Ultimate Guide to Investment Banking Cover Letters

In Cover Letters | 5 minutes read

If you’re looking to improve your investment banking cover letter, look no further…

Here are 10 ideas that will show you how to increase the number of bankers who actually read it without messing around with the traditional banking cover letter model too much.

If you’re looking for more in-depth advice on how to write a cover letter that bankers love check out this free course.

How to Write Your Investment Banking Cover Letter The Smart Way

1. Minimalism is your best friend.  Long cover letters are enough to have bankers taking to tall buildings.  Bankers are time poor, short on attention and not in the mood to hear how you graduated top of your class despite a roller skating accident in junior year.  Short cover letters by contrast immediately command attention, because bankers can read them in seconds.  If you want your investment banking cover letter read, make it readable…
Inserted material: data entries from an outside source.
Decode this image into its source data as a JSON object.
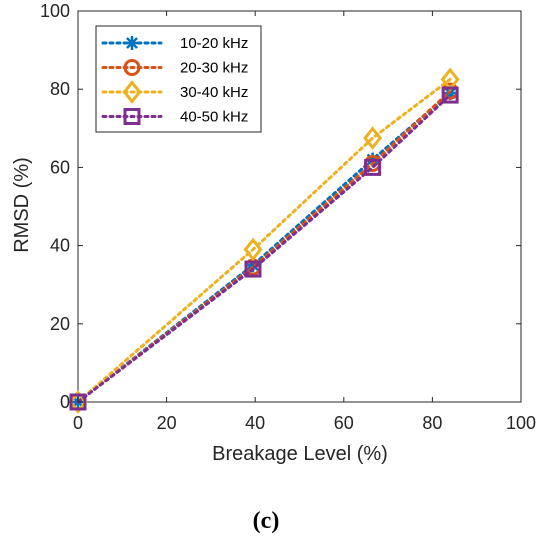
{
  "chart_data": {
    "type": "line",
    "xlabel": "Breakage Level (%)",
    "ylabel": "RMSD (%)",
    "xlim": [
      0,
      100
    ],
    "ylim": [
      0,
      100
    ],
    "xticks": [
      0,
      20,
      40,
      60,
      80,
      100
    ],
    "yticks": [
      0,
      20,
      40,
      60,
      80,
      100
    ],
    "grid": false,
    "legend_position": "top-left",
    "x": [
      0,
      39.5,
      66.5,
      84
    ],
    "series": [
      {
        "name": "10-20 kHz",
        "values": [
          0,
          35,
          62,
          79
        ],
        "color": "#0072BD",
        "marker": "asterisk",
        "line_style": "dotted"
      },
      {
        "name": "20-30 kHz",
        "values": [
          0,
          34.5,
          61,
          79.5
        ],
        "color": "#D95319",
        "marker": "circle",
        "line_style": "dotted"
      },
      {
        "name": "30-40 kHz",
        "values": [
          0,
          39,
          67.5,
          82.5
        ],
        "color": "#EDB120",
        "marker": "diamond",
        "line_style": "dotted"
      },
      {
        "name": "40-50 kHz",
        "values": [
          0,
          34,
          60,
          78.5
        ],
        "color": "#7E2F8E",
        "marker": "square",
        "line_style": "dotted"
      }
    ],
    "panel_label": "(c)"
  }
}
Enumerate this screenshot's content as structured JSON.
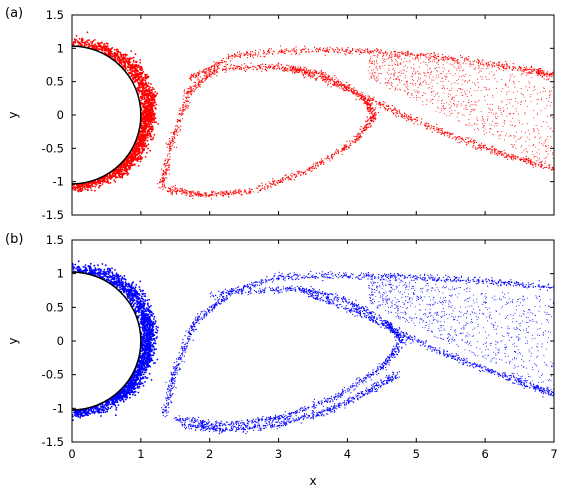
{
  "chart_data": [
    {
      "type": "scatter",
      "panel_label": "(a)",
      "xlabel": "",
      "ylabel": "y",
      "xlim": [
        0,
        7
      ],
      "ylim": [
        -1.5,
        1.5
      ],
      "xticks": [
        0,
        1,
        2,
        3,
        4,
        5,
        6,
        7
      ],
      "x_tick_labels_shown": false,
      "yticks": [
        "1.5",
        "1",
        "0.5",
        "0",
        "-0.5",
        "-1",
        "-1.5"
      ],
      "grid": false,
      "color": "#ff0000",
      "obstacle": {
        "shape": "circle",
        "center": [
          0,
          0
        ],
        "radius": 1.0,
        "color": "#000000"
      },
      "series": [
        {
          "region": "dense band around the cylinder",
          "center_line": [
            [
              0.0,
              1.05
            ],
            [
              0.5,
              0.97
            ],
            [
              0.9,
              0.7
            ],
            [
              1.1,
              0.3
            ],
            [
              1.1,
              0.0
            ],
            [
              1.05,
              -0.3
            ],
            [
              0.9,
              -0.6
            ],
            [
              0.7,
              -0.8
            ],
            [
              0.4,
              -0.95
            ],
            [
              0.0,
              -1.05
            ]
          ]
        },
        {
          "region": "recirculation loop",
          "center_line": [
            [
              1.3,
              -1.1
            ],
            [
              1.45,
              -0.4
            ],
            [
              1.7,
              0.35
            ],
            [
              2.1,
              0.7
            ],
            [
              3.0,
              0.72
            ],
            [
              3.6,
              0.62
            ],
            [
              4.2,
              0.3
            ],
            [
              4.4,
              0.0
            ],
            [
              4.1,
              -0.4
            ],
            [
              3.4,
              -0.85
            ],
            [
              2.6,
              -1.15
            ],
            [
              1.9,
              -1.2
            ],
            [
              1.4,
              -1.12
            ]
          ]
        },
        {
          "region": "wake upper branch",
          "center_line": [
            [
              1.7,
              0.55
            ],
            [
              2.4,
              0.9
            ],
            [
              3.5,
              0.98
            ],
            [
              4.5,
              0.95
            ],
            [
              5.5,
              0.85
            ],
            [
              6.5,
              0.7
            ],
            [
              7.0,
              0.6
            ]
          ]
        },
        {
          "region": "wake lower branch",
          "center_line": [
            [
              3.2,
              0.7
            ],
            [
              4.0,
              0.4
            ],
            [
              4.8,
              0.0
            ],
            [
              5.6,
              -0.35
            ],
            [
              6.3,
              -0.6
            ],
            [
              7.0,
              -0.8
            ]
          ]
        }
      ]
    },
    {
      "type": "scatter",
      "panel_label": "(b)",
      "xlabel": "x",
      "ylabel": "y",
      "xlim": [
        0,
        7
      ],
      "ylim": [
        -1.5,
        1.5
      ],
      "xticks": [
        "0",
        "1",
        "2",
        "3",
        "4",
        "5",
        "6",
        "7"
      ],
      "x_tick_labels_shown": true,
      "yticks": [
        "1.5",
        "1",
        "0.5",
        "0",
        "-0.5",
        "-1",
        "-1.5"
      ],
      "grid": false,
      "color": "#0000ff",
      "obstacle": {
        "shape": "circle",
        "center": [
          0,
          0
        ],
        "radius": 1.0,
        "color": "#000000"
      },
      "series": [
        {
          "region": "dense band around the cylinder",
          "center_line": [
            [
              0.0,
              1.05
            ],
            [
              0.5,
              0.97
            ],
            [
              0.9,
              0.7
            ],
            [
              1.1,
              0.3
            ],
            [
              1.1,
              0.0
            ],
            [
              1.05,
              -0.3
            ],
            [
              0.9,
              -0.6
            ],
            [
              0.7,
              -0.8
            ],
            [
              0.4,
              -0.95
            ],
            [
              0.0,
              -1.05
            ]
          ]
        },
        {
          "region": "recirculation loop",
          "center_line": [
            [
              1.35,
              -1.1
            ],
            [
              1.5,
              -0.4
            ],
            [
              1.8,
              0.3
            ],
            [
              2.3,
              0.72
            ],
            [
              3.3,
              0.78
            ],
            [
              4.0,
              0.6
            ],
            [
              4.6,
              0.25
            ],
            [
              4.8,
              0.0
            ],
            [
              4.5,
              -0.4
            ],
            [
              3.8,
              -0.85
            ],
            [
              3.0,
              -1.15
            ],
            [
              2.2,
              -1.25
            ],
            [
              1.5,
              -1.15
            ]
          ]
        },
        {
          "region": "inner trailing filament",
          "center_line": [
            [
              4.75,
              -0.48
            ],
            [
              4.3,
              -0.75
            ],
            [
              3.7,
              -1.05
            ],
            [
              3.0,
              -1.25
            ],
            [
              2.2,
              -1.32
            ],
            [
              1.6,
              -1.25
            ]
          ]
        },
        {
          "region": "wake upper branch",
          "center_line": [
            [
              2.0,
              0.65
            ],
            [
              3.0,
              0.95
            ],
            [
              4.0,
              0.97
            ],
            [
              5.0,
              0.95
            ],
            [
              6.0,
              0.88
            ],
            [
              7.0,
              0.8
            ]
          ]
        },
        {
          "region": "wake lower branch",
          "center_line": [
            [
              3.3,
              0.75
            ],
            [
              4.2,
              0.4
            ],
            [
              5.0,
              0.0
            ],
            [
              5.8,
              -0.35
            ],
            [
              6.5,
              -0.6
            ],
            [
              7.0,
              -0.8
            ]
          ]
        }
      ]
    }
  ]
}
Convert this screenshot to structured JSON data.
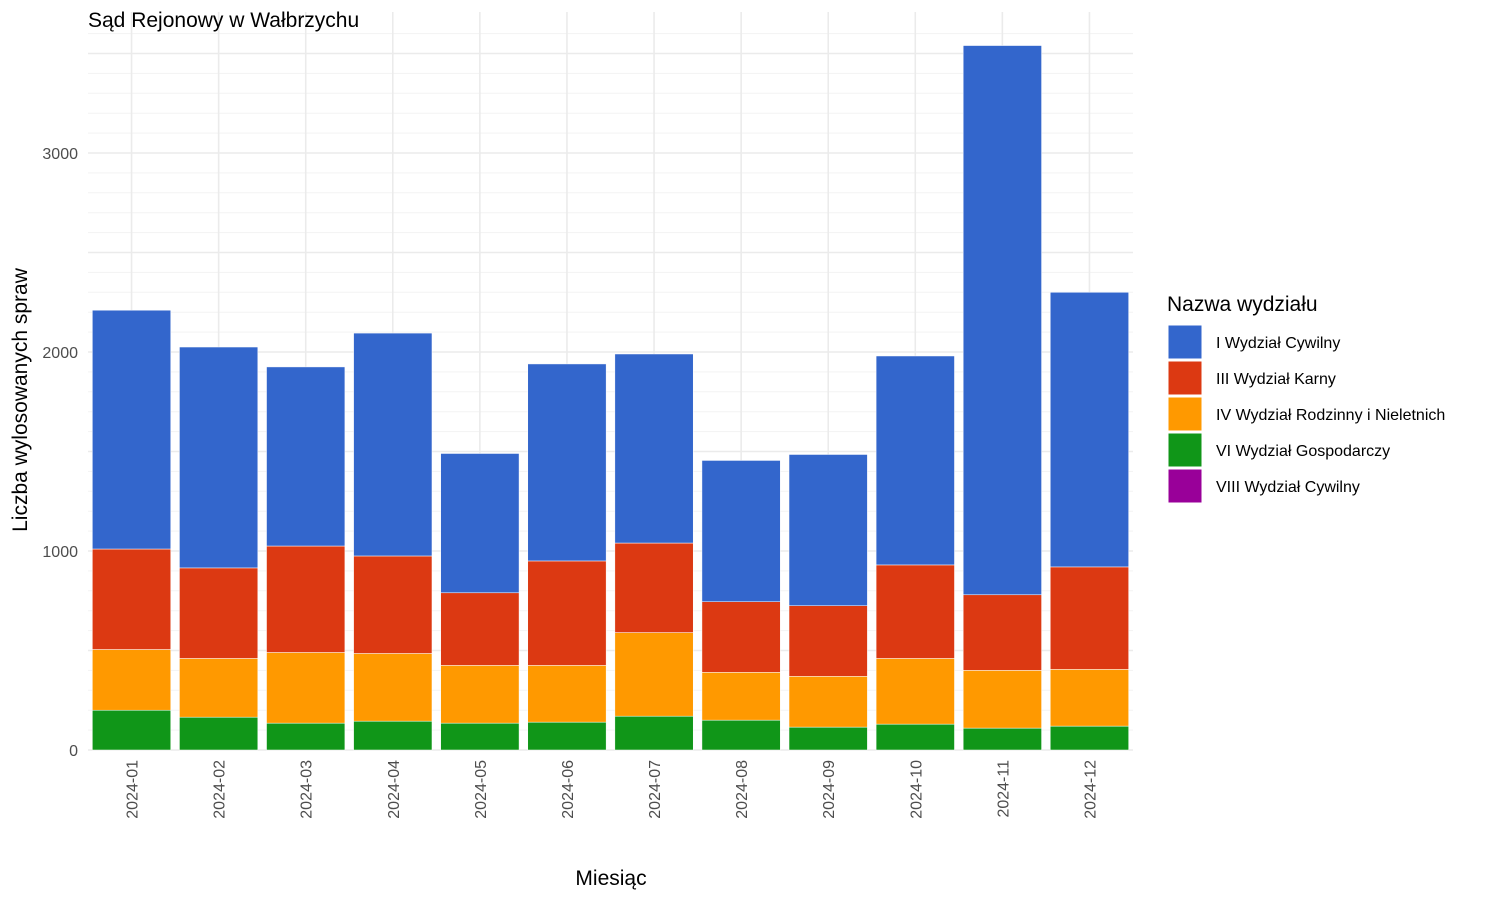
{
  "chart_data": {
    "type": "bar",
    "stacked": true,
    "title": "Sąd Rejonowy w Wałbrzychu",
    "xlabel": "Miesiąc",
    "ylabel": "Liczba wylosowanych spraw",
    "ylim": [
      0,
      3600
    ],
    "y_ticks": [
      0,
      1000,
      2000,
      3000
    ],
    "grid": true,
    "legend_position": "right",
    "legend_title": "Nazwa wydziału",
    "categories": [
      "2024-01",
      "2024-02",
      "2024-03",
      "2024-04",
      "2024-05",
      "2024-06",
      "2024-07",
      "2024-08",
      "2024-09",
      "2024-10",
      "2024-11",
      "2024-12"
    ],
    "series": [
      {
        "name": "I Wydział Cywilny",
        "color": "#3366CC",
        "values": [
          1200,
          1110,
          900,
          1120,
          700,
          990,
          950,
          710,
          760,
          1050,
          2760,
          1380
        ]
      },
      {
        "name": "III Wydział Karny",
        "color": "#DC3912",
        "values": [
          505,
          455,
          535,
          490,
          365,
          525,
          450,
          355,
          355,
          470,
          380,
          515
        ]
      },
      {
        "name": "IV Wydział Rodzinny i Nieletnich",
        "color": "#FF9900",
        "values": [
          305,
          295,
          355,
          340,
          290,
          285,
          420,
          240,
          255,
          330,
          290,
          285
        ]
      },
      {
        "name": "VI Wydział Gospodarczy",
        "color": "#109618",
        "values": [
          200,
          165,
          135,
          145,
          135,
          140,
          170,
          150,
          115,
          130,
          110,
          120
        ]
      },
      {
        "name": "VIII Wydział Cywilny",
        "color": "#990099",
        "values": [
          0,
          0,
          0,
          0,
          0,
          0,
          0,
          0,
          0,
          0,
          0,
          0
        ]
      }
    ]
  }
}
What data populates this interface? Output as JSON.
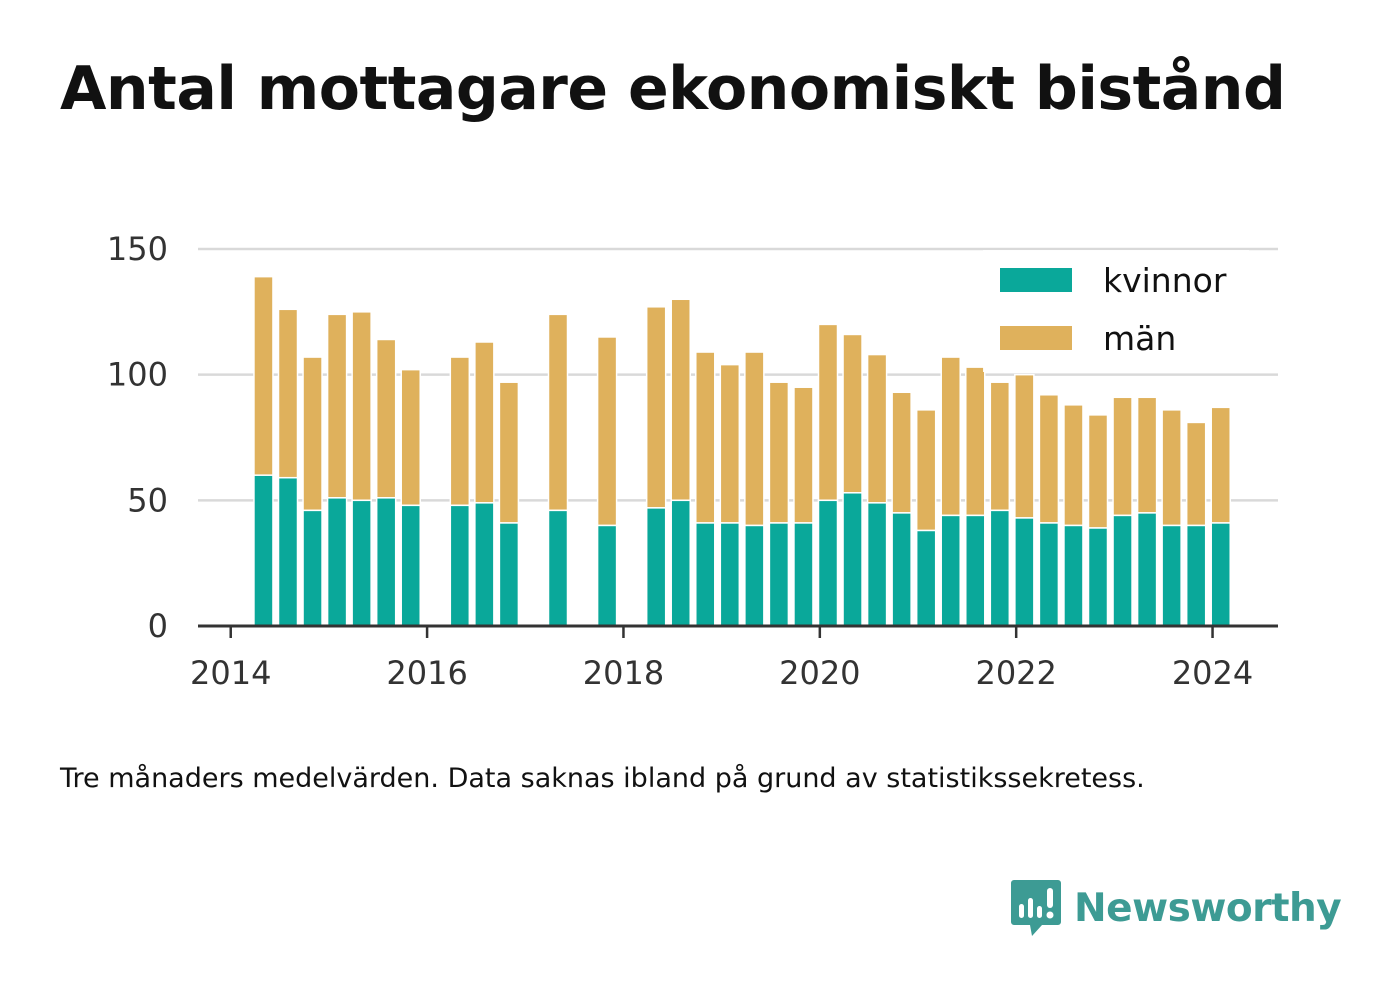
{
  "title": "Antal mottagare ekonomiskt bistånd",
  "caption": "Tre månaders medelvärden. Data saknas ibland på grund av statistikssekretess.",
  "brand": {
    "name": "Newsworthy",
    "icon": "newsworthy-logo-icon",
    "color": "#3d9b94"
  },
  "chart_data": {
    "type": "bar",
    "stacked": true,
    "x_type": "date",
    "series": [
      {
        "name": "kvinnor",
        "color": "#0aa89a",
        "values": [
          60,
          59,
          46,
          51,
          50,
          51,
          48,
          48,
          49,
          41,
          46,
          40,
          47,
          50,
          41,
          41,
          40,
          41,
          41,
          50,
          53,
          49,
          45,
          38,
          44,
          44,
          46,
          43,
          41,
          40,
          39,
          44,
          45,
          40,
          40,
          41
        ]
      },
      {
        "name": "män",
        "color": "#dfb15c",
        "values": [
          79,
          67,
          61,
          73,
          75,
          63,
          54,
          59,
          64,
          56,
          78,
          75,
          80,
          80,
          68,
          63,
          69,
          56,
          54,
          70,
          63,
          59,
          48,
          48,
          63,
          59,
          51,
          57,
          51,
          48,
          45,
          47,
          46,
          46,
          41,
          46
        ]
      }
    ],
    "x": [
      "2014-05",
      "2014-08",
      "2014-11",
      "2015-02",
      "2015-05",
      "2015-08",
      "2015-11",
      "2016-05",
      "2016-08",
      "2016-11",
      "2017-05",
      "2017-11",
      "2018-05",
      "2018-08",
      "2018-11",
      "2019-02",
      "2019-05",
      "2019-08",
      "2019-11",
      "2020-02",
      "2020-05",
      "2020-08",
      "2020-11",
      "2021-02",
      "2021-05",
      "2021-08",
      "2021-11",
      "2022-02",
      "2022-05",
      "2022-08",
      "2022-11",
      "2023-02",
      "2023-05",
      "2023-08",
      "2023-11",
      "2024-02"
    ],
    "xticks": [
      "2014",
      "2016",
      "2018",
      "2020",
      "2022",
      "2024"
    ],
    "yticks": [
      0,
      50,
      100,
      150
    ],
    "ylim": [
      0,
      150
    ],
    "xlim": [
      "2013-09",
      "2024-09"
    ],
    "grid": true,
    "legend_position": "top-right"
  }
}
2. Two paragraphs is all you get.  Sounds crazy, right?  But it’s true.  What are we eliminating to make this magic feat happen?  Not much actually.  We’re just combining the “I’m applying” paragraph with the “Why that bank” paragraph.  And making the second paragraph the “About you” paragraph.  Some of you will be wondering where the “Thanks for considering” BS line is.  It’s gone!  A simple “Warm Regards” sign off with your name will do there.

3. Get the basics rights so bankers don’t scoff at your cover letter.  That means your name and contact details top right.  Then the date below that and to the left.  Just under that put the head of recruiting’s name – and absent that just “[Bank Name] Recruiting”.  Followed by basic bank details.  Leave out actual address, number etc…they know their own details!  Just below a simple greeting.

4. Open strongly with a killer first paragraph.  You want to cover who you are, what you’re studying (inc school, year, and possibly major), any relevant experience (eg IB internship) and what you’re applying for specifically.  Wrap up with a mention of a person you know from the bank and why they’ve convinced you this is the bank for you.

5. Continue on with speed into the second (and final!) paragraph.  Mention education achievements and an interesting/related leadership position or EC at college (eg IB club leader).  Follow up with your major work achievement/experience.  Relate both achievements to how they’ve readied you and increased your passion for banking.  This link is essential.

6. Make no mistakes.  Bankers love mistakes on your investment banking cover letter, because it means they don’t need to bother scheduling you in for an interview…you’re out.  Make sure you get your cover letter reviewed by an outsider to ensure this doesn’t happen to you, because a fresh set of eyes will always find new problems.  You can get your friends to hunt out grammar/spelling/punctuation/nonsensical mistakes, but only an actual investment banker can guarantee you have a good investment banking cover letter.  Consider getting your cover letter reviewed by an actual banker.

7. Avoid all the advice you’ve heard up until now.  There shall be no quoting founders in your cover letter, no brown nosing to the point of causing bankers to projectile vomit, no assumptive lines like “I can start…”, no selfish “I want to do IB to learn…” shit, no aggressive “I’ll ring you on Thursday to discuss further” BS.

8. Don’t send the same investment banking cover letter to every bank.  It’s hard to personalize a resume for each bank, but it is easy to do this for your cover letter.  Obviously you’ll do this when you address the freaking thing – although you’d be surprised how many students forget that one!  But personalization is most important when you talk about why them and who you know from them.  And also, when you talk about why your experience makes you the perfect fit for their bank.

9. Don’t ever quarantine important info in your cover letter.  That is, don’t ever put something in your cover letter and then leave it off your resume.  Remember what we said about cover letters above – they often don’t get read.  Imagine bankers missing out on the little factoid that you did a summer semester at LSE just because you thought they would do the right thing and read your cover letter!

10. Finally, approach your cover letter with a risk-averse mindset.  Sure we said avoid the traditional four paragraph cover letter, but that’s about where the progressiveness stops.  Keep your cover letter weird-free.  Sure, tell a story, but do it quickly and without letting anything too personal slip out.  If you take all 10 tips on board, you’ll have a good investment banking cover letter in no time.